Africa’s reliance on foreign investors for large tech deals is due to the fact that few African private equity funds or venture capitalists are able to lead rounds of $100 million or more, a deal category sometimes called mega rounds.
Partech, for example, is one of the largest growth stage tech investors in Africa thanks to its $265 million fund, but it invests a maximum of $15 million per deal. A rare sighting of an African firm-led mega round was AfricInvest’s lead of a $100 million investment into payments company Onafriq (previously MFS Africa) in 2021, though nearly a third of that was raised as debt.
Beyond funding capacity however, African startups have also sought out top global VCs to signal ambition and validate aspirations of global reach, while tapping into the VCs’ network of other companies and investors for sales and future exit plans.

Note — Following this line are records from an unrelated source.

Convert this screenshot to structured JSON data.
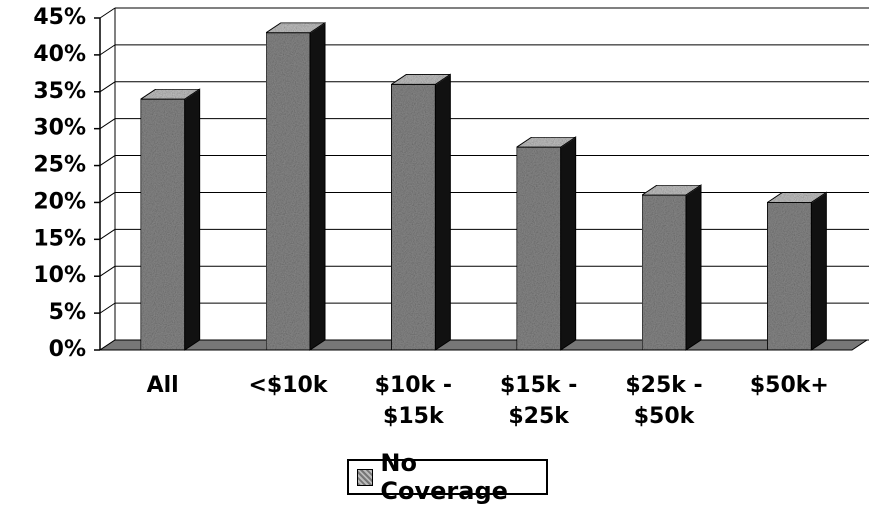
{
  "chart_data": {
    "type": "bar3d",
    "categories": [
      "All",
      "<$10k",
      "$10k -\n$15k",
      "$15k -\n$25k",
      "$25k -\n$50k",
      "$50k+"
    ],
    "series": [
      {
        "name": "No Coverage",
        "color": "#8a8a8a",
        "values": [
          34,
          43,
          36,
          27.5,
          21,
          20
        ]
      }
    ],
    "ylim": [
      0,
      45
    ],
    "yticks": [
      {
        "value": 0,
        "label": "0%"
      },
      {
        "value": 5,
        "label": "5%"
      },
      {
        "value": 10,
        "label": "10%"
      },
      {
        "value": 15,
        "label": "15%"
      },
      {
        "value": 20,
        "label": "20%"
      },
      {
        "value": 25,
        "label": "25%"
      },
      {
        "value": 30,
        "label": "30%"
      },
      {
        "value": 35,
        "label": "35%"
      },
      {
        "value": 40,
        "label": "40%"
      },
      {
        "value": 45,
        "label": "45%"
      }
    ],
    "grid": true
  }
}
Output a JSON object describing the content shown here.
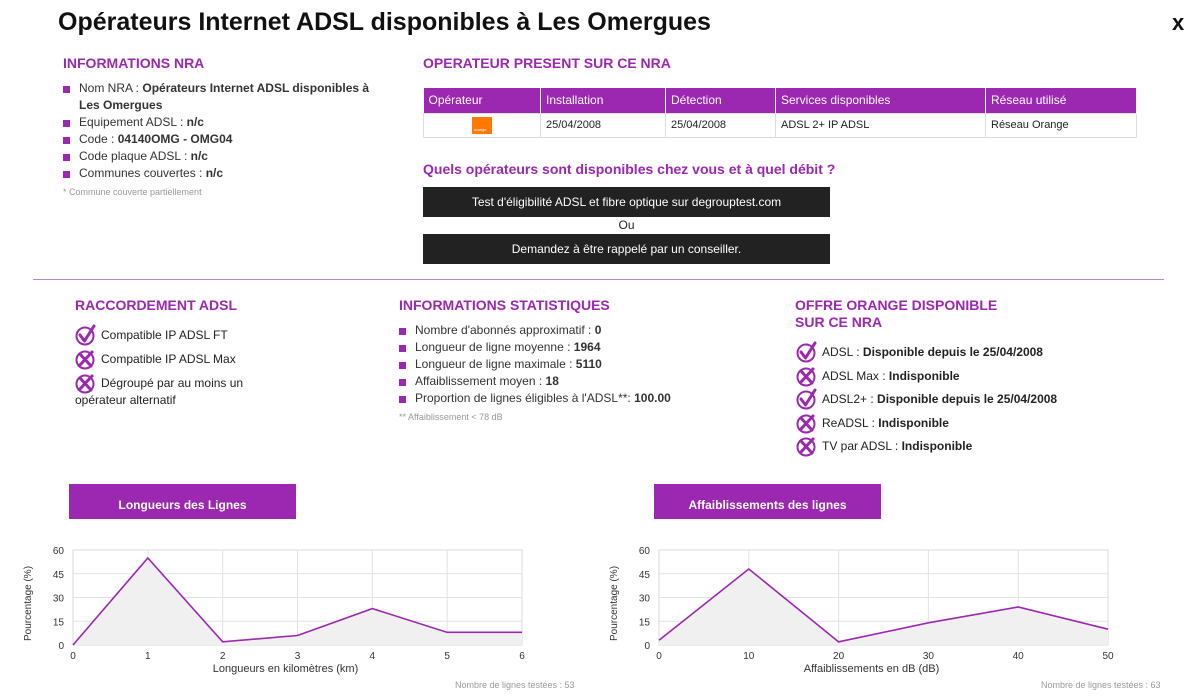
{
  "page": {
    "title": "Opérateurs Internet ADSL disponibles à Les Omergues",
    "close_label": "x"
  },
  "nra_info": {
    "title": "INFORMATIONS NRA",
    "items": [
      {
        "label": "Nom NRA : ",
        "value": "Opérateurs Internet ADSL disponibles à Les Omergues"
      },
      {
        "label": "Equipement ADSL : ",
        "value": "n/c"
      },
      {
        "label": "Code : ",
        "value": "04140OMG - OMG04"
      },
      {
        "label": "Code plaque ADSL : ",
        "value": "n/c"
      },
      {
        "label": "Communes couvertes : ",
        "value": "n/c"
      }
    ],
    "footnote": "* Commune couverte partiellement"
  },
  "operator_table": {
    "title": "OPERATEUR PRESENT SUR CE NRA",
    "headers": [
      "Opérateur",
      "Installation",
      "Détection",
      "Services disponibles",
      "Réseau utilisé"
    ],
    "rows": [
      {
        "operator_logo": "orange-logo",
        "installation": "25/04/2008",
        "detection": "25/04/2008",
        "services": "ADSL 2+ IP ADSL",
        "network": "Réseau Orange"
      }
    ]
  },
  "cta": {
    "question": "Quels opérateurs sont disponibles chez vous et à quel débit ?",
    "test_button": "Test d'éligibilité ADSL et fibre optique sur degrouptest.com",
    "or_text": "Ou",
    "callback_button": "Demandez à être rappelé par un conseiller."
  },
  "raccordement": {
    "title": "RACCORDEMENT ADSL",
    "items": [
      {
        "icon": "check-icon",
        "label": "Compatible IP ADSL FT"
      },
      {
        "icon": "cross-icon",
        "label": "Compatible IP ADSL Max"
      },
      {
        "icon": "cross-icon",
        "label": "Dégroupé par au moins un opérateur alternatif"
      }
    ]
  },
  "stats": {
    "title": "INFORMATIONS STATISTIQUES",
    "items": [
      {
        "label": "Nombre d'abonnés approximatif : ",
        "value": "0"
      },
      {
        "label": "Longueur de ligne moyenne : ",
        "value": "1964"
      },
      {
        "label": "Longueur de ligne maximale : ",
        "value": "5110"
      },
      {
        "label": "Affaiblissement moyen : ",
        "value": "18"
      },
      {
        "label": "Proportion de lignes éligibles à l'ADSL**: ",
        "value": "100.00"
      }
    ],
    "footnote": "** Affaiblissement < 78 dB"
  },
  "offer": {
    "title_line1": "OFFRE ORANGE DISPONIBLE",
    "title_line2": "SUR CE NRA",
    "items": [
      {
        "icon": "check-icon",
        "label": "ADSL : ",
        "value": "Disponible depuis le 25/04/2008"
      },
      {
        "icon": "cross-icon",
        "label": "ADSL Max : ",
        "value": "Indisponible"
      },
      {
        "icon": "check-icon",
        "label": "ADSL2+ : ",
        "value": "Disponible depuis le 25/04/2008"
      },
      {
        "icon": "cross-icon",
        "label": "ReADSL : ",
        "value": "Indisponible"
      },
      {
        "icon": "cross-icon",
        "label": "TV par ADSL : ",
        "value": "Indisponible"
      }
    ]
  },
  "colors": {
    "accent": "#9c27b0",
    "dark_button": "#222222",
    "orange": "#ff7900"
  },
  "chart_data": [
    {
      "type": "area",
      "title": "Longueurs des Lignes",
      "xlabel": "Longueurs en kilomètres (km)",
      "ylabel": "Pourcentage (%)",
      "x": [
        0,
        1,
        2,
        3,
        4,
        5,
        6
      ],
      "values": [
        0,
        55,
        2,
        6,
        23,
        8,
        8
      ],
      "xlim": [
        0,
        6
      ],
      "ylim": [
        0,
        60
      ],
      "yticks": [
        0,
        15,
        30,
        45,
        60
      ],
      "grid": true,
      "note": "Nombre de lignes testées : 53"
    },
    {
      "type": "area",
      "title": "Affaiblissements des lignes",
      "xlabel": "Affaiblissements en dB (dB)",
      "ylabel": "Pourcentage (%)",
      "x": [
        0,
        10,
        20,
        30,
        40,
        50
      ],
      "values": [
        3,
        48,
        2,
        14,
        24,
        10
      ],
      "xlim": [
        0,
        50
      ],
      "ylim": [
        0,
        60
      ],
      "yticks": [
        0,
        15,
        30,
        45,
        60
      ],
      "grid": true,
      "note": "Nombre de lignes testées : 63"
    }
  ]
}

While the VCs have shown interest in recent years — Softbank’s first Africa investments raised OPay and Andela into billion-dollar valuations in 2021, for example — the ongoing crunch reveals the dynamics of engagement.
“Most of these global investors retrenched and focused only on their existing portfolio, driving reduction in the pricing and volume of growth-stage deals,” Lexi Novitske, a partner at Africa-focused firm Norrsken22, told me. It is unlikely that Tiger Global or Softbank will invest in Africa in the next 12 months because those firms are now conservative, investing in “sub sectors and geographies they have an expertise in and where there is a more liquid market for big $1billion-plus exits,” said Novitske.